R. dorsalis will live underground for most of the year and emerges with heavy rains. The males then float on the surface of water and call to females which results in amplexus. After mating and laying eggs in the water, the environment dries and they will burrow back into the ground. Tadpoles hatch in a few days and transform into adults after one to three months of metamorphosis.

===Female/Male interactions===
Competition between males for females relies primarily on acoustic communication, with males depending on the impressive calls they make to attract females. The short breeding season imposes constraints on their courtship behavior and breeding formations.

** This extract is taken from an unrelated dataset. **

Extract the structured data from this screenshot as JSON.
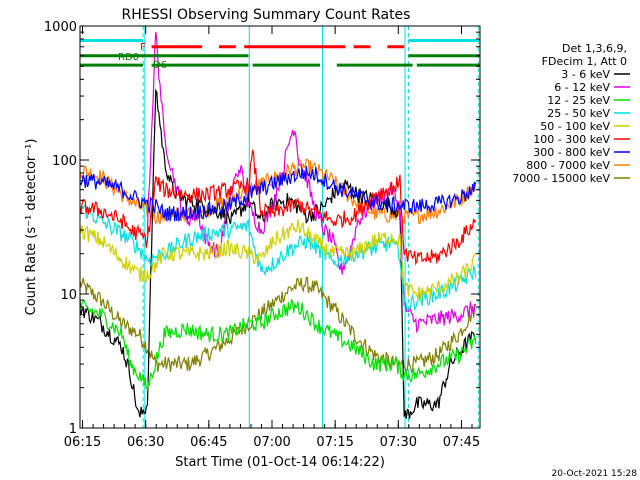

Because the breeding season is so short, there is more incentive to spend time breeding rather than competing with other males. Therefore, there are few antagonistic interactions between the males of this species and female choice is based on acoustic displays rather than physical competition or territory defense.

Males produce two types of mating calls during the breeding season to attract females. These calls are the pre-advertisement and advertisement calls. In one observational study of the reproductive behavior of The Mexican burrowing toad, the pre-advertisement call was often produced just before the advertisement call. The advertisement call is a single tone with an upward tone, with a duration of about 1.36 seconds. The pre-advertisement call was a single short sound without modulation, and was of higher frequency than the advertisement calls.

The calls attract females, after which the male and female will participate in amplexus. In all the mating pairs of R. dorsalis, females mate with smaller males but large females often mate with the larger males present. Females will inflate their bodies during breeding season which allows them to reduce the ability of smaller males to maintain amplexus.

==Conservation==
The population trend of the Mexican burrowing toad is described as stable and as of 2019 it is listed as being of least concern by the IUCN. In Mexico and Central America it is widespread and locally abundant in many areas within its range. The species is protected by Mexican law under the Special Protection category. In the state of Texas, USA, it is listed as a threatened species due to the extensive areas of its habitat that have been converted for agricultural uses and urban development in its limited distribution there.